Hintergrund der vorläufigen US-Selbstbeschränkung ist, dass es China gelungen ist, seine Streitkräfte mit erheblichem Erfolg auf einen etwaigen Abwehrkampf gegen die Vereinigten Staaten vorzubereiten. Bereits im Herbst hatte US-Kriegsminister Pete Hegseth eingeräumt, die jüngsten war games des Pentagon, bei denen ein Krieg gegen China am Schreibtisch durchexerziert wird, hätten ergeben: „Wir verlieren jedes Mal.“[3] US-Medien haben in den vergangenen Monaten der offenbar erfolgreichen Nutzung modernster Hardware, so etwa Drohnen, und von Künstlicher Intelligenz (KI) durch das chinesische Militär erhebliche Aufmerksamkeit eingeräumt. Im November 2025 etwa hieß es mit Blick auf Drohnen, lange Jahre hätten die USA qualitativ klar vor China gelegen. Mittlerweile habe die Volksrepublik aber „über das gesamte Spektrum hinweg, von Stealth-Drohnen, die bis an den Rand des Weltraums fliegen können, bis zu billigen faltbaren Quadcoptern, die in den Rucksack eines Soldaten passen“, aufgeholt oder sei gar schon an US-Technologie vorbeigezogen.[4] Am Wochenende hieß es zur Kriegführung mit KI-gesteuerten Drohnenschwärmen, mittlerweile liege China dabei klar vorn – auch, weil es billige Drohnen erheblich zahlreicher und viel kostengünstiger produzieren könne.[5]
Während Washington sich nun in der Asien-Pazifik-Region angesichts Chinas erfolgreicher Defensivbewaffnung vorläufig darauf beschränkt, seine Militärpräsenz zu massieren und allgemein dramatisch hochzurüsten – US-Präsident Donald Trump will den US-Militäretat um zwei Drittel auf 1,5 Billionen US-Dollar aufstocken –, legt es einen Schwerpunkt auf die „Westliche Hemisphäre“: auf Nord- und Südamerika, die Karibik und Grönland.
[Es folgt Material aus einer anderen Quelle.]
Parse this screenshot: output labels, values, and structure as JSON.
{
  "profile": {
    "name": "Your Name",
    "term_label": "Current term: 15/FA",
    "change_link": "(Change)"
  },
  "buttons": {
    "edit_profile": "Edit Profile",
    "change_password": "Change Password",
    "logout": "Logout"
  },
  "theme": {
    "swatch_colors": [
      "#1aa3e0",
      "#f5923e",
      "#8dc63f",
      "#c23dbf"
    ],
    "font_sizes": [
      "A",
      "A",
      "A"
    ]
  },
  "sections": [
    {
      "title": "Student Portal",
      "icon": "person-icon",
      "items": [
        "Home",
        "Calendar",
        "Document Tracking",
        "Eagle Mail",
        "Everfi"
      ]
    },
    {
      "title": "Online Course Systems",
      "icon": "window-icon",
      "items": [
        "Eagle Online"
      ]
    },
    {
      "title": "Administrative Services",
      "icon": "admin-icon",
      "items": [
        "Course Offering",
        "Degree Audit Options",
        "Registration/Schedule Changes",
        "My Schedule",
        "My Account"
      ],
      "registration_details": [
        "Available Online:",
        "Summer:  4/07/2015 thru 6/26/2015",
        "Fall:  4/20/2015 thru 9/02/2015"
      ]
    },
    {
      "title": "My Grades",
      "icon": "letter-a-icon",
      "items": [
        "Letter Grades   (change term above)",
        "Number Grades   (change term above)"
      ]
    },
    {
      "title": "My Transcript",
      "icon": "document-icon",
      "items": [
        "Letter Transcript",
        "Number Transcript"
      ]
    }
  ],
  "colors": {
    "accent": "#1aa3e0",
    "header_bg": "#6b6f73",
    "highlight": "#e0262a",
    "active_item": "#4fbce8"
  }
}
Dort hätten Gegner an Einfluss gewonnen, die nicht nur den Zugang der USA zu Schlüsselregionen in Frage stellten, sondern ganz generell US-Interessen untergrüben und „Amerika weniger stabil“ machten, heißt es in der Militärstrategie. Man werde sich daher darauf konzentrieren, den eigenen militärischen und ökonomischen Zugang zu „Schlüsselgebieten“ zu sichern, so etwa zum Panamakanal und zu Grönland. Dazu müssten Kanada und „Partner in Mittel- und Südamerika“ beitragen. Täten sie das nicht, werde man „entschieden handeln“. Im nächsten Schritt zur vollständigen Unterwerfung der Westlichen Hemisphäre hat die Trump-Administration begonnen, den Sturz der Regierung in Kuba bis Jahresende anzustreben.[6] Konkret ist dazu eine komplette Seeblockade zur Verhinderung von Erdölimporten in den Inselstaat im Gespräch.[7]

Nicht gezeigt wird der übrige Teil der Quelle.